Stress leads to reproductive dysfunction in many species. Calisi et al. (2008) hypothesized that stress effects upon reproduction are mediated via the hypothalamic GnIH system in birds. They examined the effects of capture-handling stress in the hypothalamus of male and female adult house sparrows. There were more GnIH-ir neurons in fall birds versus those sampled in the spring, and a significant increase in GnIH-ir neurons was seen in stressed birds in spring. These data imply an influence of stress upon the GnIH system that changes over the annual cycle of reproduction (Calisi et al., 2008) (Figure 1).

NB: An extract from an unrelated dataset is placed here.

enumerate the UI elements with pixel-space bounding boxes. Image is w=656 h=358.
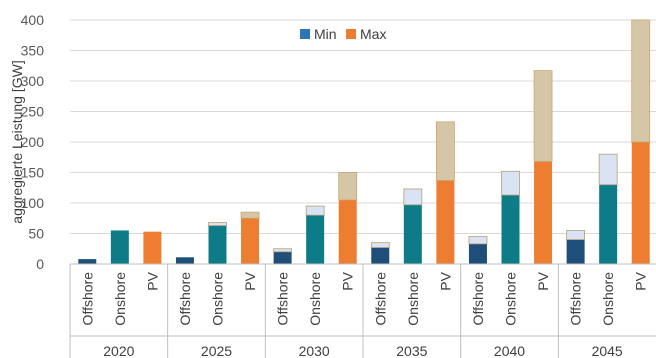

Maddineni et al. (2008) characterized the expression of GnIH-R mRNA and protein in the chicken pituitary gland, and determined whether sexual maturation and gonadal steroids influence pituitary GnIH-R mRNA abundance. GnIH-R mRNA quantity was significantly higher in the pituitaries of sexually immature chickens relative to sexually mature chickens. Estradiol or a combination of estradiol and progesterone treatment caused a significant decrease in pituitary GnIH-R mRNA quantity relative to vehicle controls. These results suggest that GnIH-R gene expression is down-regulated in response to a surge in circulating estradiol and progesterone levels as the chicken undergoes sexual maturation to allow gonadotropin secretion (Maddineni et al., 2008) (Figure 1).

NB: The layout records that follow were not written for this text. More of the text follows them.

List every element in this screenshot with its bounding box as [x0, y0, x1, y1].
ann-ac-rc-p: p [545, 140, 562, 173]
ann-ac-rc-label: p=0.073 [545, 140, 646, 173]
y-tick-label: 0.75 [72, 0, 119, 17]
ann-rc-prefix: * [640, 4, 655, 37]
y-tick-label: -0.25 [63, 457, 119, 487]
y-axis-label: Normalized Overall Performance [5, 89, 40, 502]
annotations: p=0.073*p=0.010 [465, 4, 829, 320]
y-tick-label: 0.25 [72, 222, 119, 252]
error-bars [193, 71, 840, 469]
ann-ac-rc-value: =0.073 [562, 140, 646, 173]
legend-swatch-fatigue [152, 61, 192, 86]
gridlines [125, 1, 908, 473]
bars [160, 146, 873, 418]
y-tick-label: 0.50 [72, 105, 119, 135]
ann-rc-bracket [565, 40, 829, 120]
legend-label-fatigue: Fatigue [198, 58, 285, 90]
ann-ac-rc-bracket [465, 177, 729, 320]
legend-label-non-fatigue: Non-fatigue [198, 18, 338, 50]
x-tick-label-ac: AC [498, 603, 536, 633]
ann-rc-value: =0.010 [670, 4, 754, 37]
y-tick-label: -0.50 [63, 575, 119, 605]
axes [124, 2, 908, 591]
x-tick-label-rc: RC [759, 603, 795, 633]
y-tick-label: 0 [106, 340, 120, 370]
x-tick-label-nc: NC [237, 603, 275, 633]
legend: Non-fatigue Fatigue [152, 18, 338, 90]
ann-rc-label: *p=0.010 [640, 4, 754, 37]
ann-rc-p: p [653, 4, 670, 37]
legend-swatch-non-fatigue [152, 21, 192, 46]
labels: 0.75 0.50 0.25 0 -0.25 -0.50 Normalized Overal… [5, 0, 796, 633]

Calisi et al. (2011) experimentally manipulated nesting opportunities for pairs of European starlings and examined brain GnIH mRNA and GnIH content, as well as GnRH content and plasma T and corticosterone. By limiting the number of nest boxes per enclosure and thus the number of social pairing and nesting opportunities, they observed that birds with nest boxes had significantly fewer numbers of GnIH peptide-producing cells than those without nest boxes and this relationship changed with breeding stage. GnRH content, T and corticosterone did not vary with nest box ownership. These data suggest that GnIH may serve as a modulator of reproductive behaviors without dramatically changing the HPG axis in response to social environment (Calisi et al., 2011).

Conclusion

As we reviewed here, the reproductive physiology and behavior of birds are exquisitely regulated by various environmental signals to maximize fitness. Social interactions within the species also have dramatic effects on reproductive physiology and behavior of birds. Indispensable factors for reproduction, such as the establishment of territories, interactions with the opposite sex, and food availability seem to be very important to the timing of breeding. We attempted to understand how environmental information and social interactions are integrated to regulate the HPG axis in birds. We concentrated on the two hypothalamic neuropeptide system (GnRH and GnIH neuronal systems) in this review to understand a central mechanism regulating seasonal reproduction (Figure 1). There are still many missing links in understanding how GnRH and GnIH neuronal systems integrate various external and internal environmental information and control gonadotropin secretion to time seasonal reproduction in birds. Environmental and social milieus fluctuate seasonally in the wild. Accordingly, coordination of various known and unknown neural and hormonal mechanisms may be needed to translate various environmental information and social interactions to produce appropriately-timed changes in the reproductive physiology and behavior of birds.

Conflict of interest statement

The authors declare that the research was conducted in the absence of any commercial or financial relationships that could be construed as a potential conflict of interest.